Любимый варвар

Глава первая

— Вот мы и приехали, — объявила Ева, останавливая машину у заросшей травой обочины дороги. — Надеюсь, Оливия, тебе понравится здесь, и ты не будешь вздыхать об огнях большого города.

— Меня никогда особенно не привлекали огни большого города, — ответила Оливия.

Зажатая со всех сторон на заднем сидении кроваткой трехмесячной дочери Евы — Стефани, корзинкой с большим дымчатым персидским котом, разными узлами, свертками, игрушками, загруженными в машину в последний момент, Оливия наконец выбралась наружу, чтобы как следует осмотреть место, где им предстояло провести лето.

Розмари-Коттедж стоял среди чудесного маленького садика, с трех сторон окруженного обширными яблоневыми садами, а от дороги его отделяла смешанная изгородь из кустов боярышника и остролиста. Белые стены, красная черепичная крыша и вьющиеся розы у двери дополняли впечатление.

Оливия была очарована.

— О Ева! Он просто замечательный! Как картинка в календаре.

Ева довольно улыбнулась:

— Когда мы с Мартином приехали посмотреть это место, я сразу почувствовала, что оно тебе непременно понравится. Дети, теперь вы можете выйти из машины.

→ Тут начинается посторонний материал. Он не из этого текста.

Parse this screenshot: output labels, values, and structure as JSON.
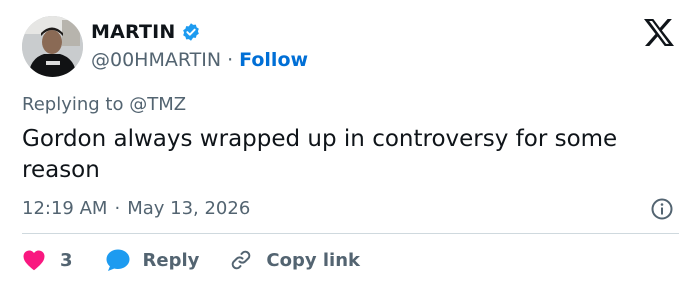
{
  "author": {
    "name": "MARTIN",
    "handle": "@00HMARTIN",
    "separator": "·",
    "follow_label": "Follow"
  },
  "reply_context": {
    "prefix": "Replying to",
    "target": "@TMZ"
  },
  "tweet": {
    "text": "Gordon always wrapped up in controversy for some reason"
  },
  "meta": {
    "time": "12:19 AM",
    "separator": "·",
    "date": "May 13, 2026"
  },
  "actions": {
    "like_count": "3",
    "reply_label": "Reply",
    "copy_label": "Copy link"
  },
  "icons": {
    "verified": "verified-badge-icon",
    "logo": "x-logo-icon",
    "info": "info-icon",
    "like": "heart-icon",
    "reply": "speech-bubble-icon",
    "copy": "link-icon"
  },
  "colors": {
    "accent": "#1d9bf0",
    "follow": "#006fd6",
    "like": "#f91880",
    "muted": "#536471",
    "text": "#0f1419"
  }
}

Мэнди и Стивен, семи и пяти лет, сидевшие с матерью на переднем сидении, с радостными криками выскочили из машины и бросились к небольшим воротам в изгороди.

— Мы похожи на странствующих цыган! — весело сказала Оливия, оглядывая нагруженную машину, к крыше которой были привязаны коляска Стефани и велосипед Стивена, а из полуоткрытого багажника выглядывала целая пирамида чемоданов.

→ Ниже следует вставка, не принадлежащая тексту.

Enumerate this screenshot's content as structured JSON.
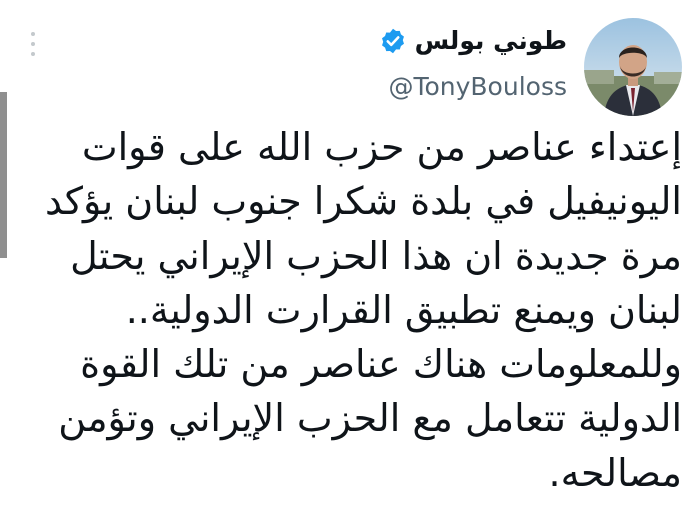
{
  "tweet": {
    "author": {
      "display_name": "طوني بولس",
      "handle": "@TonyBouloss",
      "verified_icon": "verified-badge-icon",
      "verified_color": "#1d9bf0"
    },
    "more_icon": "more-options-icon",
    "text_lines": [
      "إعتداء عناصر من حزب الله على قوات",
      "اليونيفيل في بلدة شكرا جنوب لبنان يؤكد",
      "مرة جديدة ان هذا الحزب الإيراني يحتل",
      "لبنان ويمنع تطبيق القرارت الدولية..",
      "وللمعلومات هناك عناصر من تلك القوة",
      "الدولية تتعامل مع الحزب الإيراني وتؤمن",
      "مصالحه."
    ]
  }
}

— Мы взяли все, кроме кухонной плиты, — добродушно усмехнулась Ева. — Кстати, а какая плита здесь? — спросила Оливия, разминая затекшие ноги.

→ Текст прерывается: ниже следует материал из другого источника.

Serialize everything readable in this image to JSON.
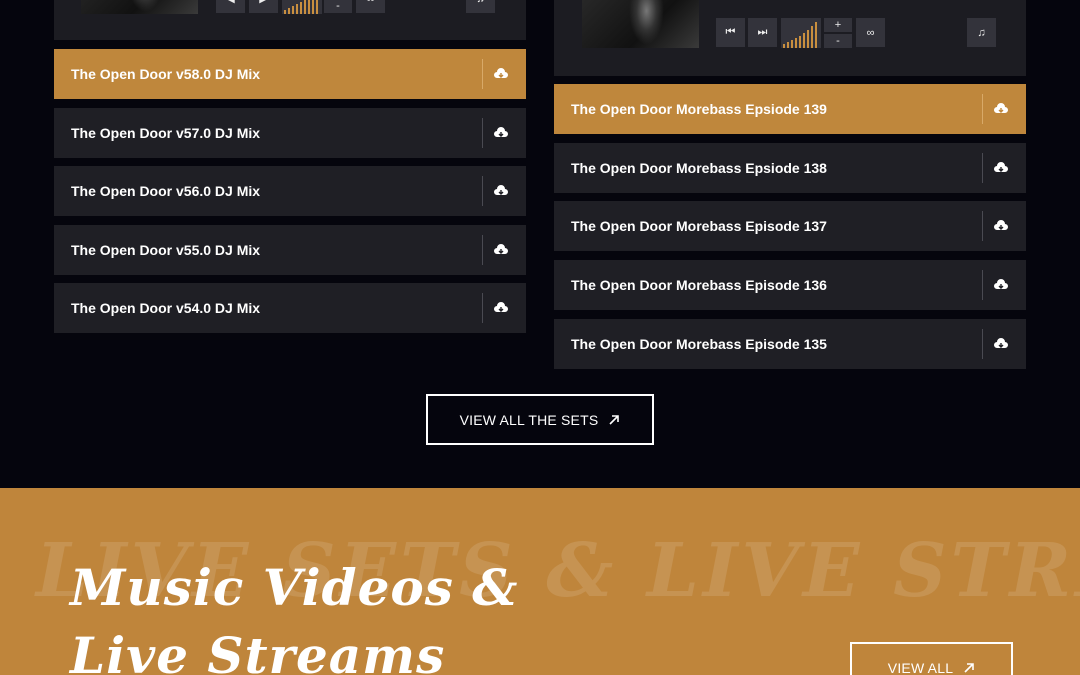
{
  "left_player": {
    "tracks": [
      {
        "title": "The Open Door v58.0 DJ Mix",
        "active": true
      },
      {
        "title": "The Open Door v57.0 DJ Mix",
        "active": false
      },
      {
        "title": "The Open Door v56.0 DJ Mix",
        "active": false
      },
      {
        "title": "The Open Door v55.0 DJ Mix",
        "active": false
      },
      {
        "title": "The Open Door v54.0 DJ Mix",
        "active": false
      }
    ]
  },
  "right_player": {
    "volume_plus": "+",
    "volume_minus": "-",
    "tracks": [
      {
        "title": "The Open Door Morebass Epsiode 139",
        "active": true
      },
      {
        "title": "The Open Door Morebass Epsiode 138",
        "active": false
      },
      {
        "title": "The Open Door Morebass Episode 137",
        "active": false
      },
      {
        "title": "The Open Door Morebass Episode 136",
        "active": false
      },
      {
        "title": "The Open Door Morebass Episode 135",
        "active": false
      }
    ]
  },
  "view_all_sets": {
    "label": "VIEW ALL THE SETS",
    "icon": "arrow-up-right-icon"
  },
  "videos_section": {
    "background_text": "LIVE SETS & LIVE STREAMS",
    "heading_line1": "Music Videos &",
    "heading_line2": "Live Streams",
    "view_all_label": "VIEW ALL",
    "accent_color": "#bf853b"
  },
  "colors": {
    "active_track": "#bf873c",
    "track_bg": "#1f1f25",
    "page_bg": "#05050d"
  }
}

Ева ответила, что все в доме электрифицировано и несмотря на свою живописную архитектуру прошлого века, он вполне современен внутри.

— Я помогу тебе нести малышку, — сказала она. — Ну разве Стефани не прелесть? Она ни разу не заплакала за всю дорогу.

Вдвоем они осторожно подняли кроватку.

— А как насчет водопровода? — поинтересовалась Оливия. До приезда сюда она не беспокоилась об условиях их предстоящей жизни здесь, так как знала, что если муж ее двоюродной сестры счел этот дом подходящим для своей семьи, значит, он подойдет и для нее.

— Есть современная ванная и все прочие удобства, — ответила Ева. — Никаких маленьких домиков в глубине сада, если ты этого боишься! Правда, там есть выгребная яма, которую надо периодически чистить. Муниципалитет сделает это для нас, если мы заплатим, хотя мы могли бы управиться и сами. Здесь есть электрический насос, и хозяин объяснял Мартину, как с ним обращаться, но я сомневаюсь, что правильно запомнила, как это делается.

Оливия засмеялась.

— О Ева! — только и сказала она. Мысль о том, что ее элегантной, изящной кузине придется иметь дело с такой прозой жизни, как выгребная яма, показалась ей до смешного нелепой.

Ева также засмеялась.

— Ну ладно, — беспечно сказала она, — может быть, подвернется какой-нибудь кавалер и поможет нам.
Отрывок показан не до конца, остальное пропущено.